Buddhadasa Bikkhu, a Thai Buddhist Monk

Wednesday, July 25, 2012

Evangelical Liberalism: What It Could Be

In yesterday's posting (here), I suggested that the "way out" for declining mainline churches may be what others have called "evangelical liberalism" or "ecumenical evangelicalism."  What would such a thing look like?  What would it be?

In most general terms, evangelical liberalism (use "progressivism" if you like) would be at once warm hearted and broad minded.  It would be committed to a deeply personal saving faith and to social justice.  On Sunday mornings, evangelical liberals would sing with gusto, pray enthusiastically, and worship vigorously—whatever their particular style of worship might be.  Evangelical liberal churches would no longer take a kind of "whatever" attitude toward membership and participation.  Their members would no longer shy away from a commitment to faith-sharing (read evangelism) and to personal spiritual development that includes an active prayer life.  Evangelical liberals would be committed to biblical Christianity, albeit they would not mean quite the same thing by "biblical Christianity" as evangelical conservatives mean.

Evangelical liberals would love Jesus and be inspired by the Holy Spirit.  They would take part in small groups that study the Bible, discuss personal faith, and engage in meaningful prayer time.  They would also continue to welcome homosexual Christians into their number without equivocation.  They would double down on insuring that women have a fully equal voice and place in their congregations.  They would reject a dualistic, I'm saved-you're damned approach to spirituality.  They would affirm the value of other faiths and the importance of interfaith dialogue.  They would continue to work for social justice, but they would balance that commitment with a deeper commitment to personal piety.

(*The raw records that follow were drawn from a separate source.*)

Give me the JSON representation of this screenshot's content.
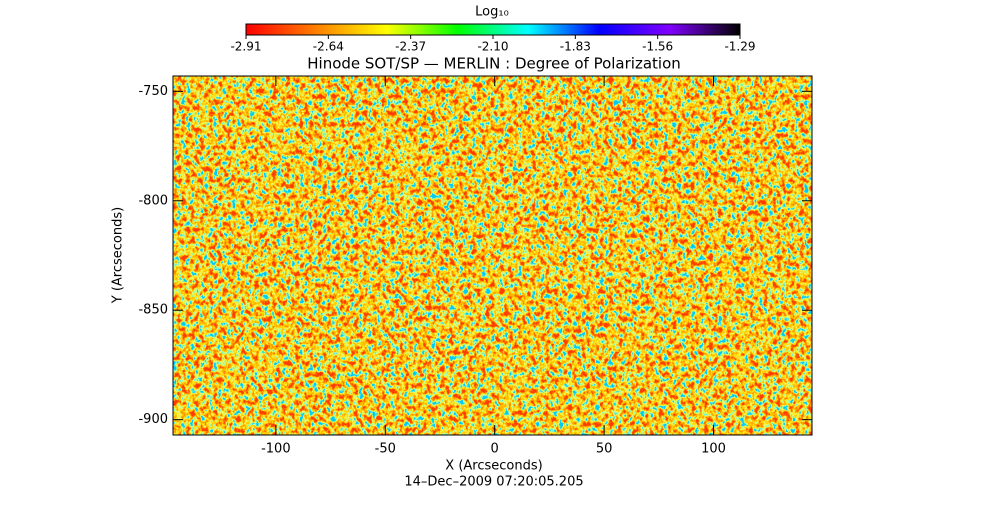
{
  "chart_data": {
    "type": "image",
    "title": "Hinode SOT/SP — MERLIN : Degree of Polarization",
    "xlabel": "X (Arcseconds)",
    "ylabel": "Y (Arcseconds)",
    "date": "14–Dec–2009 07:20:05.205",
    "xlim": [
      -147,
      145
    ],
    "xticks": [
      -100,
      -50,
      0,
      50,
      100
    ],
    "ylim": [
      -907,
      -743
    ],
    "yticks": [
      -900,
      -850,
      -800,
      -750
    ],
    "colorbar": {
      "label": "Log₁₀",
      "lim": [
        -2.91,
        -1.29
      ],
      "ticks": [
        -2.91,
        -2.64,
        -2.37,
        {
          "value": -2.1,
          "label": "-2.10"
        },
        -1.83,
        -1.56,
        -1.29
      ],
      "colors": [
        "#ff0000",
        "#ff8000",
        "#ffff00",
        "#00ff00",
        "#00ffff",
        "#0000ff",
        "#8000ff",
        "#000000"
      ]
    }
  }
}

Evangelical liberals will be a remnant people, the vital left-overs of declining denominations.  They will remain Presbyterians, Episcopalians, and UCC'ers, but their denominations will be much smaller, less centralized, and increasingly focused on that balance of piety and social justice described above.  And it may be that they will be the seeds of something new, growing, and exciting in the future just as the evangelical conservatism of the 1950s and 1960s was the seed for today's all but dominant branch of American Protestantism.  Evangelical liberals will draw from the fresh expressions movement in Britain and the emerging church movement here in the U.S.

Evangelical in spirit.  Ecumenical in vision.  Committed to social justice.  Warm hearted and open minded.  That is the potential of an evangelical form of liberal Christianity.  Amen!